An injury from a motorcycle accident put an end to most sports, and my sedentary job turned my active life into a boring, sedate one.

I'll see the doctor as soon as I can. I continued to take it throughout the day today, especially after being seated for about 15 to 20 minutes at a time, and it was the same - about 100 B.P.M.

I've just been really stressed out with work, interviews, budgeting and all that crap. I'm sure I've been nothing but a nightmare for my girlfriend.

I will report back on what the doctor says for the benefit of others in a similar situation as soon as I find out.
posted by consilience at 9:39 PM on February 4, 2010

I continued to take it throughout the day today, especially after being seated for about 15 to 20 minutes at a time, and it was the same - about 100 B.P.M.

But none of these give you your resting heart rate! And you're still worrying about it so of course it's still high.

Stop taking it during the day, it's not telling you anything. Take a true resting heart rate first thing in the morning over the next couple of days, look at what that number means, then give it a rest while you work out what to do. More stress is the last thing you need and that's the only thing you're getting out of this repeated incorrect measurement.
posted by shelleycat at 10:18 PM on February 4, 2010 [1 favorite]

My doctors were concerned when my pulse rate was 100 even after lying flat in bed for half an hour, when I was not worrying. That seemed to be their cut-off for concern, 100 bpm, but only if I were truly resting at the time, which does not sound at all like what you're doing.

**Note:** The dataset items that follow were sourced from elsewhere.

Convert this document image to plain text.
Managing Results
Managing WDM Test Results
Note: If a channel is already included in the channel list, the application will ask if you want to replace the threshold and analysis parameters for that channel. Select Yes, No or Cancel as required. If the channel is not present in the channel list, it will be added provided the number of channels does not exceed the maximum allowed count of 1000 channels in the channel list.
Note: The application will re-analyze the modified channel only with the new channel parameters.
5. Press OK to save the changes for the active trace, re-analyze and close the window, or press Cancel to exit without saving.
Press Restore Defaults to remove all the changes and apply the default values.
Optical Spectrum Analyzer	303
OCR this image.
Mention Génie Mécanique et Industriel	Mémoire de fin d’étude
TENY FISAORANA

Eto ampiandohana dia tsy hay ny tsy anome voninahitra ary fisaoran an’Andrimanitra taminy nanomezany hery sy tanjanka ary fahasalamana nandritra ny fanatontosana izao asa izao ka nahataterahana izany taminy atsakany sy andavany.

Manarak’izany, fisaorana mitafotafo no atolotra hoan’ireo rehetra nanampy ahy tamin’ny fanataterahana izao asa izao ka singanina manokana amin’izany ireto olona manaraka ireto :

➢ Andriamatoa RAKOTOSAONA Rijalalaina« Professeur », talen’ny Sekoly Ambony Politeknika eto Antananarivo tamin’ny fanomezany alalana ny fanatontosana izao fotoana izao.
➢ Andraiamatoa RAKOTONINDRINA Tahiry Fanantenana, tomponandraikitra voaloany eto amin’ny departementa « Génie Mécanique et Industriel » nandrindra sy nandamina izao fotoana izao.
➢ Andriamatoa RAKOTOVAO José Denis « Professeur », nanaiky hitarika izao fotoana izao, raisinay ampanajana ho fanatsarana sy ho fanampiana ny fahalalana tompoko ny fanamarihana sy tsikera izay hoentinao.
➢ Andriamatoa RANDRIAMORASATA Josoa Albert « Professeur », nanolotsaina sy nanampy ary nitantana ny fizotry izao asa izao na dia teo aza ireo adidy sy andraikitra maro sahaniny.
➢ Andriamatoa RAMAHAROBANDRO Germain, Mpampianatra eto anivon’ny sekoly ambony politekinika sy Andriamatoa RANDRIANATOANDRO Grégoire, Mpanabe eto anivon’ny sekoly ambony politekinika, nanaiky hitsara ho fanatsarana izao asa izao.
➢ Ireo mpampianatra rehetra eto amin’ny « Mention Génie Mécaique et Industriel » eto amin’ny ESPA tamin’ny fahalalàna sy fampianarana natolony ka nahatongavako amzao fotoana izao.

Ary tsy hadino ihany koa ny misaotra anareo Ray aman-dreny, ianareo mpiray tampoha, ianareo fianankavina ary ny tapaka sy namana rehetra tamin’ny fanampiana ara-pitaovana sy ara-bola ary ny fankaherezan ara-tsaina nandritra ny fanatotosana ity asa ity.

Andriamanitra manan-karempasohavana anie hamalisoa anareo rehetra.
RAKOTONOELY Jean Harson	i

Don't even bother taking your pulse while you are sitting around worrying, as the information you get is totally useless.

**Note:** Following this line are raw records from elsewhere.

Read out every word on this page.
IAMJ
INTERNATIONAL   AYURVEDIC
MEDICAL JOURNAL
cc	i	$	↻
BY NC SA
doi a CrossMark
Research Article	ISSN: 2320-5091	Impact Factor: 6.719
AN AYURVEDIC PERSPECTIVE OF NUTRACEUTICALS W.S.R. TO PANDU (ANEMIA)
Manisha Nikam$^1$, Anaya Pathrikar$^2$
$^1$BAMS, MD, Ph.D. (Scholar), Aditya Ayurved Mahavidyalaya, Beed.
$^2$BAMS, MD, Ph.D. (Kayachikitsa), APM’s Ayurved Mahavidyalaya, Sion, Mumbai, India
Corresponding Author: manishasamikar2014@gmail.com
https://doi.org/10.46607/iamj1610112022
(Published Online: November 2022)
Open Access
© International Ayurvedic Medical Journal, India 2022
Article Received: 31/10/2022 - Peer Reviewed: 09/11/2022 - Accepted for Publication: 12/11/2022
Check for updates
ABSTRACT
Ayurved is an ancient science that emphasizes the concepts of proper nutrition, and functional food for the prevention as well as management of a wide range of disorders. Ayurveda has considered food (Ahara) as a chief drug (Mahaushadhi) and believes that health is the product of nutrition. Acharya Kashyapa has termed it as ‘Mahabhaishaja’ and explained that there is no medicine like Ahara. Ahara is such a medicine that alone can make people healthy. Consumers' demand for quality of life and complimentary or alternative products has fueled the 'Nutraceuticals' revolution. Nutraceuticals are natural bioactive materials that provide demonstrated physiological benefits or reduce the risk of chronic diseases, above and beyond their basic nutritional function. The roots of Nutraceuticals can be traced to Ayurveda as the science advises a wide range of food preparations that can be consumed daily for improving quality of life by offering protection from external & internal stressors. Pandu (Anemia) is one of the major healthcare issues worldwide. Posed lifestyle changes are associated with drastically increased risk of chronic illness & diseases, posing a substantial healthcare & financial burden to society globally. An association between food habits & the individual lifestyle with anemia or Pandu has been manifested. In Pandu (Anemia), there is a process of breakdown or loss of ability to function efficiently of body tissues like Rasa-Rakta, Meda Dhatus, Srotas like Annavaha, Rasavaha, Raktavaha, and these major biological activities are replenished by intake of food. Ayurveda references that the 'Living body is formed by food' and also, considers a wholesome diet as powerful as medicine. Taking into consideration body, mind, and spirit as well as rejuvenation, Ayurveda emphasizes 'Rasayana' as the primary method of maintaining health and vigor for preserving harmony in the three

My elevated heart rate turned out to be caused by taking Zyrtec, the antihistamine, without any decongestant (not Zyrtec-D, with pseudoephedrine). It took a long time to track this down because the problem did not go away after skipping the medication for a day or two, but instead took a whole week, and also because, while everyone knows that decongestants cause elevated heart rate, few know that antihistamines alone sometimes do the same. Ironically, Zyrtec is the least likely of all the antihistamines to do this; Benedryl is the most.

In your case I'm betting that what you need most is some way of dealing better with your stress levels. Obsessing about your heart rate is probably the worst thing you can do.
posted by Ery at 6:09 AM on February 5, 2010

I'd try cutting down on caffeine a bit, taking in plenty of water, and then checking your heart rate again. Fixing dehydration is a whole lot easier and faster than adding aerobic exercise, and it might make a big difference. Getting most of your fluid from diet soda (esp. if it's caffeinated) and coffee isn't healthy.

(I'm not suggesting that you don't add aerobic exercise or see a doctor; just that you could start drinking more water now.)